In single family households, babies who resemble their nonresident fathers are more likely to be visited by them — and are healthier by their first birthday.
Dads pay more attention to their babies if they see a likeness. Photo: ISTOCK

Attention, in utero readers: If you’ve got a single mom, but you come out of the womb looking a lot like daddy, you have a better shot at the dude spending time with you – and you’re more likely to be the picture of health by your first birthday.  

Sorry, we don’t make the rules. Dads are problematic AF, and the sooner you know it, the better. 

This prognosis-of-sorts comes out of a new paper titled "If looks could heal: Child health and parental investment" published in the Journal of Health Economics. Solomon Polachek, distinguished Research Professor of Economics at Binghamton University, SUNY — yes, that’s his title – and Marlon Tracey, Professor of Business Administration at Southern Illinois University, looked at data from the Fragile Families and Child Wellbeing (FFCW) study, which examined the health of children living in 715 single mother households in the U.S.

They found that nonresident fathers — although we'd call them deadbeat dads — spent an average of 2.5 more days per month with their babies, if they resembled them, compared to feckless fathers who couldn't identify a likeness in their offspring. And the babies who look like pop were found to be healthier by the time they turned one year old. 

It makes sense from a biological standpoint. “Those fathers that perceive the baby’s resemblance to them are more certain the baby is theirs, and thus spend more time with the baby,” Dr. Polachek explained in the release. 

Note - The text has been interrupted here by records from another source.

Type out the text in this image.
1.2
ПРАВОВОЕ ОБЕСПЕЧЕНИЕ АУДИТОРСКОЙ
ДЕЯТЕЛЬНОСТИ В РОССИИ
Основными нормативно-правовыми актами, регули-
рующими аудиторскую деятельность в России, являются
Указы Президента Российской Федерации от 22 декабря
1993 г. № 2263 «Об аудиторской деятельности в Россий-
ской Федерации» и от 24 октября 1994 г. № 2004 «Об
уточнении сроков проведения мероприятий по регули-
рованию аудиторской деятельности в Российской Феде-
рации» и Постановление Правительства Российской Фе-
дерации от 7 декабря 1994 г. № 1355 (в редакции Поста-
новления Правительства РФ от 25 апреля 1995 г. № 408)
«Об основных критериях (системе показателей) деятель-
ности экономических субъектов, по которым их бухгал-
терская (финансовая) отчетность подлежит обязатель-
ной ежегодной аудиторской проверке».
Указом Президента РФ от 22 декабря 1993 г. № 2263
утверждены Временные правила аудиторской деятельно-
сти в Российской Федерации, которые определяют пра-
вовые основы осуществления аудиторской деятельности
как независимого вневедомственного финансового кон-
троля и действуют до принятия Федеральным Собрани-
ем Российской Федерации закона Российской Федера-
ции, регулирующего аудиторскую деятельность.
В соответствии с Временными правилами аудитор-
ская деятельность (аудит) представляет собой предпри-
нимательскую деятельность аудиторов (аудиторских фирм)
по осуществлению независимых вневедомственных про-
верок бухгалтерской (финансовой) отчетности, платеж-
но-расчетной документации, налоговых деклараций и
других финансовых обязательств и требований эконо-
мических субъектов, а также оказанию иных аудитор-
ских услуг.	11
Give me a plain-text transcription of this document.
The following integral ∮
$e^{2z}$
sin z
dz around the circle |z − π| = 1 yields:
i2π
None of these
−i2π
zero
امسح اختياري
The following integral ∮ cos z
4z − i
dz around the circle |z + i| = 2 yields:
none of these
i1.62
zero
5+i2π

“The main explanation is that frequent father visits allow for greater parental time for care-giving and supervision, and for information gathering about child health and economic needs,” said Tracey. 

What can we do for the babies that aren’t so lucky to attract the attention of their distant dads? Tracey and Polachek said the study supports policies, such as parenting classes, health education and job training, that would encourage these distant dads to spend more time with their kids. Let’s hope so, for the sake of these kids’ wellbeing.